1. Field of the Invention
The present invention relates to a method for growing epitaxial diamond and more particularly to a method for growing epitaxial diamond on a diamond substrate after depositing a metallic layer on the diamond substrate.
2. Description of the Prior Art
Diamond possesses several unique physical and chemical properties and is considered an excellent material to apply to different technical fields. About its mechanical properties, it has extremely high hardness (Vickers hardness, Hv=50-104 GPa), low coefficient of air friction (˜0.035 to 0.15), wear-resistance, high strength (1.2×1012 Nm−2) and stiffness. As for thermal properties, diamond has superior thermal conductivity of 20 Wcm−1K−1. Regarding photoelectric properties, diamond has wide band gap (Eg=5.45 eV), high dielectric coefficients (106 V/cm), significant electron mobility (me=4500 cm2V−1s−1) and hole mobility (mp=3800 cm2V−1s−1) better than silicon, ultra high refractive index and transparency. With respect to other properties, diamond has excellent chemical stability, radiation resistance and biocompatibility. As a material which possesses desired physical and chemical properties, diamond has great potential in industry. Single crystal diamond is considered a promising material and has been researched and developed in recent years. In order to be widely used in industry, high growth rate and diamonds of larger size are desired.
The most popular method to grow diamond film is to use chemical vapor deposition (CVD).

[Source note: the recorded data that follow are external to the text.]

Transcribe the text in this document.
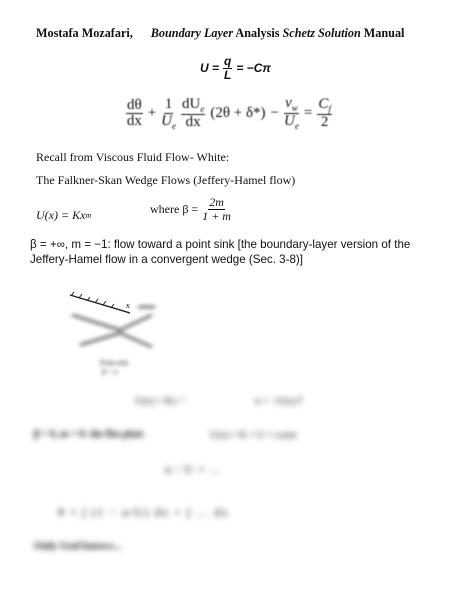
Mostafa Mozafari, Boundary Layer Analysis Schetz Solution Manual
$U = \frac{q}{L} = -C\pi$
$\frac{d\theta}{dx} + \frac{1}{U_e} \frac{dU_e}{dx} (2\theta + \delta*) - \frac{v_w}{U_e} = \frac{C_f}{2}$
Recall from Viscous Fluid Flow- White:
The Falkner-Skan Wedge Flows (Jeffery-Hamel flow)
U(x) = Kx m	where $\beta = \frac{2m}{1 + m}$
β = +∞, m = −1: flow toward a point sink [the boundary-layer version of the Jeffery-Hamel flow in a convergent wedge (Sec. 3-8)]
x
Point sink
β = ∞
U(x) = Kx⁻¹	u = −U(x) f'
β = 0, m = 0: the flat plate	U(x) = K = U = const
u / U = ...
θ = ∫ (1 − u/U) dx + ∫ ... dx
Only God knows...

It has the characteristic of low process temperature and pressure, and enables a high growth rate of diamond film with superior purity; especially for manufacturing single crystal diamond with large area and smooth surface. Hydrogen and methane are usually supplied during the growth process. Generally, hot filament chemical vapor deposition (HFCVD) and microwave plasma chemical vapor deposition (MPCVD) are adopted. For HFCVD, a filament set above the substrate arranged inside the quartz tube is heated to 2000° C. to 2200° C. so that the carbon containing gases are dissociated to generate carbon radicals for growing diamond films. Hydrogen acts as protective gas to prevent formation of graphite. As for, MPCVD, microwave passes through the reaction chamber to dissociate low pressure gases filling inside to generate plasma. Plasma is composed of dissociated particles at high temperature such as free electrons, charged ions and neutral particles to bombard and heat substrates and thereby overcoming activation energy of chemical reactions which originally have high energy barriers. Also, it allows carbon containing gases to be dissociated at relatively lower temperature to generate carbon radicals and contributes to diamond deposition. Besides, ionized hydrogen gives higher etching rate of graphite than that of diamond. It is helpful to improve diamond quality.
Although it has been reported for years that growing high quality epitaxial diamond films is practicable, problems still remain to be solved. One main issue is that internal stress and defects formed inside diamond films during the deposition process leads to cracks. For example, intrinsic defects of substrates or impurities such as hydrogen atoms, nitrogen atoms, carbon atoms and graphite accumulated inside the diamond films form stress field. As a result, deformation and cracks occur to release stress. This phenomenon is frequently found when growing (111) epitaxial diamond and thus restricts uses of (111) diamond for electronic devices. From another point of view, growing thin films on substrates is usually accompanied with tiny deformation. In the beginning, tiny deformation can be ignored. However, if the diamond film reaches a certain thickness and diamond structure cannot be compatible with excessive deformation, stress will be released in the form of cracks.
Hence, it is necessary to develop a method to grow diamond epitaxial film with desired thickness and prevent cracks due to excessive stress.